3. SCOTT PILGRIM VS. THE WORLD dir. Edgar Wright
Granted the bar is fairly low, but Scott Pilgrim vs. The World is without a doubt the best video game movie ever made (even if it is not in fact based on a video game). Its zany, dazzling, and eye-popping tone might have been a recipe for a migraine in most circumstances, but thanks to Edgar Wright’s mastery of visual humor and comic timing the movie becomes a joyful and anarchic delight to watch. Michael Cera as the titular character who finds himself battling seven exes to claim the right to date his love interest may indeed have been typecast for the role, but it doesn’t nullify the fact that it was a role he was born to play. The movie was largely shunned when it was released, its box-office failure at least gives it the honor of being the first cult classic of the decade.
2. NEVER LET ME GO dir. Mark Romanek
Perhaps it was ultimately no surprise that a story as bleak and fatalistic as Kazuo Ishiguro’s novel would not turn out to be a shoo-in for box-office and awards season success. This is a shame because it is in its own quietly melancholic way nothing short of a modern masterpiece. Carey Mulligan, Andrew Garfield, and Keira Knightley were never better as three young adults faced with the nihilistic knowledge of their own mortality, and the paths they take to accept or fight their fates. The premise of the story itself is horrifying especially today when the cost of human life seems more than ever to actually have an economic price tag. The movie’s faithfulness to following through on this premise may be what doomed it as being conventionally appealing, but it is precisely why it holds its terrifying and poignant power.
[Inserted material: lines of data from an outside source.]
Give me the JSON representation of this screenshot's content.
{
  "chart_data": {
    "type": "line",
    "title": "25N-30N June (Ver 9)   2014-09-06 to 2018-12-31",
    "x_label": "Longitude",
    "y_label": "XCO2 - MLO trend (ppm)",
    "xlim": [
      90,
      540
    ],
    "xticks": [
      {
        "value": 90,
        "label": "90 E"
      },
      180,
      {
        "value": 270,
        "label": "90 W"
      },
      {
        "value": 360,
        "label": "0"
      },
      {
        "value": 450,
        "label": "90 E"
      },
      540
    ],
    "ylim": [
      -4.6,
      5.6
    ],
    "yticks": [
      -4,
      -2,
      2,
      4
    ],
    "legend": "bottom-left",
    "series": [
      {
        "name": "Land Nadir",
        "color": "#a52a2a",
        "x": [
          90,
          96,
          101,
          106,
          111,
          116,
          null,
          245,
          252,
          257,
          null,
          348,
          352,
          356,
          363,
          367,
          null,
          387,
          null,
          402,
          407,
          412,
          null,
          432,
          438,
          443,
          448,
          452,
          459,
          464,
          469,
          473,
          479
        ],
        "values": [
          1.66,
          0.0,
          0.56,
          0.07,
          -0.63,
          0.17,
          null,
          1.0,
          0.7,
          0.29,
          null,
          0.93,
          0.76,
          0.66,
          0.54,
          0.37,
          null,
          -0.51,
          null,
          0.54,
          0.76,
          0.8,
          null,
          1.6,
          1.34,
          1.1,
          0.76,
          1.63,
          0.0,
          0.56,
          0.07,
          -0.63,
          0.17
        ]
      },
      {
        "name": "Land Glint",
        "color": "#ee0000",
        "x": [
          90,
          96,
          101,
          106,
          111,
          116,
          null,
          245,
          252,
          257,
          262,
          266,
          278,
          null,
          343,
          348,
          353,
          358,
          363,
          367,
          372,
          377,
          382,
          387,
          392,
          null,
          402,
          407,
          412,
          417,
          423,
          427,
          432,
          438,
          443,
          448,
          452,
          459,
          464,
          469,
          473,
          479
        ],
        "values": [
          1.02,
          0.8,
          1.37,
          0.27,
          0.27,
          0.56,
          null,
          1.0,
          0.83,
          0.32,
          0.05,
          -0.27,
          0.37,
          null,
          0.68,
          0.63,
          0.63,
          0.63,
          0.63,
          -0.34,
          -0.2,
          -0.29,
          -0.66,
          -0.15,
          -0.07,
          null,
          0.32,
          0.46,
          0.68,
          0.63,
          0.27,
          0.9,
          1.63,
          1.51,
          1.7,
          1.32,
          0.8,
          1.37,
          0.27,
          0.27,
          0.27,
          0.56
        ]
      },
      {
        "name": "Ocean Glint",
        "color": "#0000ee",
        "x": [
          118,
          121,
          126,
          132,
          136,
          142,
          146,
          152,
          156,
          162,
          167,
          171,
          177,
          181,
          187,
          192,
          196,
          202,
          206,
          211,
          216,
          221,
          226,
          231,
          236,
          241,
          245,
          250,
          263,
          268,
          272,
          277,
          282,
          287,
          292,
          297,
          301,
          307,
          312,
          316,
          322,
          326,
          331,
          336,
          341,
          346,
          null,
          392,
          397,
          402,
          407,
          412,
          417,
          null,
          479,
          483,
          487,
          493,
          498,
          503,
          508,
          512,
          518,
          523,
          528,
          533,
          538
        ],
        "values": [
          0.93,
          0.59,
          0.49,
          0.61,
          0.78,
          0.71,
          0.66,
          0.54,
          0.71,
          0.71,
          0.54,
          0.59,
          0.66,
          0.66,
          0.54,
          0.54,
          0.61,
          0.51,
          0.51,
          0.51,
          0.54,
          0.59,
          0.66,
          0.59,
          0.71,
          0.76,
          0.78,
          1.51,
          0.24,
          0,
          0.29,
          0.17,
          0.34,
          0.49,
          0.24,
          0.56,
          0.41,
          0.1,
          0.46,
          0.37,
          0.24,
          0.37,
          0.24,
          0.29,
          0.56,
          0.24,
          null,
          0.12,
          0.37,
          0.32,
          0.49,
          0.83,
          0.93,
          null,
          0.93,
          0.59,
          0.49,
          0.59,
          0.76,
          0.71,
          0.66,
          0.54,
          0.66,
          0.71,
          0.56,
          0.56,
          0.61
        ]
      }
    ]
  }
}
1. THE SOCIAL NETWORK dir. David Fincher
Let us all not forget the collective mocking disbelief we hurled the filmmakers’ way when we heard they were making a movie about “Facebook”. What we could not have counted on was that the movie would be so incredibly scripted by Aaron Sorkin, have a plethora of phenomenal performances, feature a score by Nine Inch Nails frontman Trent Reznor that still haunts me to this day, and be shot with such atmospheric beauty. And what we definitely could not have counted on was that the whole package would eloquently and prophetically capture the spirit of our times with our radical commodification of relationships and digitizing of our private lives (even the perceived meanness in its portrayal of Mark Zuckerberg and his worldview seem horrifyingly accurate now). No other movie on this list feels as fresh to watch today as the day I first saw it, and few other movies leave me more existentially terrified after seeing it again.